Эти строки завораживают, и сам, леденея от холода, будто бы заглядываешь в смертную черноту полыньи. Но стихотворение возносит душу к высшему свету:
…в минуты потрясений
Я вспоминал, как тихо за холмом
Она горит над золотом осенним,
Она горит над зимним серебром…
И такая благость в достигнутых высях, такая чарующая даль открывается окрест, что уже не жалко и жизни — все родное, все освещено светом звезды полей… Но в последней строфе снова возвращаешься сюда, на поле, в заледенелую мглу:
Но только здесь во мгле заледенелой
Она восходит ярче и полней…
«Полней» и «полынья»… Эхом, отразившимся от студеной воды, повторяется рифма, замыкая движение и не стиха даже, а самой жизни…

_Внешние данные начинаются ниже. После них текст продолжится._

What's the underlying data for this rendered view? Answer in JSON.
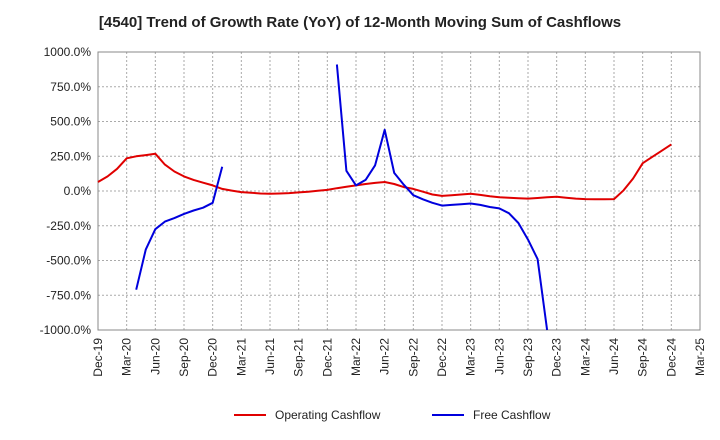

Это эхо различаешь всегда, вслушиваясь в стихи Николая Рубцова. Читаешь их, и словно бы твои самые главные и самые чистые чувства, отражаясь, возвращаются к тебе, и замирает сердце, узнавая их:
Скачет ли свадьба в глуши потрясенного бора,
Или, как ласка, в минуты ненастной погоды
Где-то послышится пение детского хора, —
Так — вспоминаю — бывало и в прежние годы!
Вспыхнут ли звезды — я вспомню, что прежде блистали
Эти же звезды. А выйду случайно к парому, —
Прежде — подумаю — эти же весла плескали…
Будто о жизни и думать нельзя по-другому!
И вот тут-то начинаешь понимать вдруг, что, может быть, в том и заключается опыт души и сердца, чтобы научиться отзываться на звук Глагола, затерянный в древних, смутных и неясных смыслах. И стихают пораженные силой Глагола глухие стоны на темном кладбище, отступают бурьян и нежить, которым так привольно и на нашей земле, и в нас самих…
И не в этом ли заключена магическая сила рубцовской поэзии, не в этом ли и состоит его великий подвиг — подвиг Путника, стоящего на краю поля?
Судьба… Путь…
Рубцов не выбирал своей судьбы, он только предугадывал ее. Он не мог изменить судьбы, но всегда узнавал ее, когда она являлась ему… В конце декабря 1964 года он покинул деревню и сел на поезд, который должен был отвезти его в Вологду, а потом и в Москву.
Поезд мчался с грохотом и воем,
Поезд мчался с лязганьем и свистом,
И ему навстречу желтым роем
Понеслись огни в просторе мглистом…
Так пытался убежать из своей деревни герой «Привычного дела» Иван Африканович, так уезжал и Рубцов… Ни в коей мере не пытаюсь я сблизить героя повести В. Белова и великого русского поэта, но по своей кровной сути оба они — сыновья своей земли, отрываясь от которой уже перестают быть собою.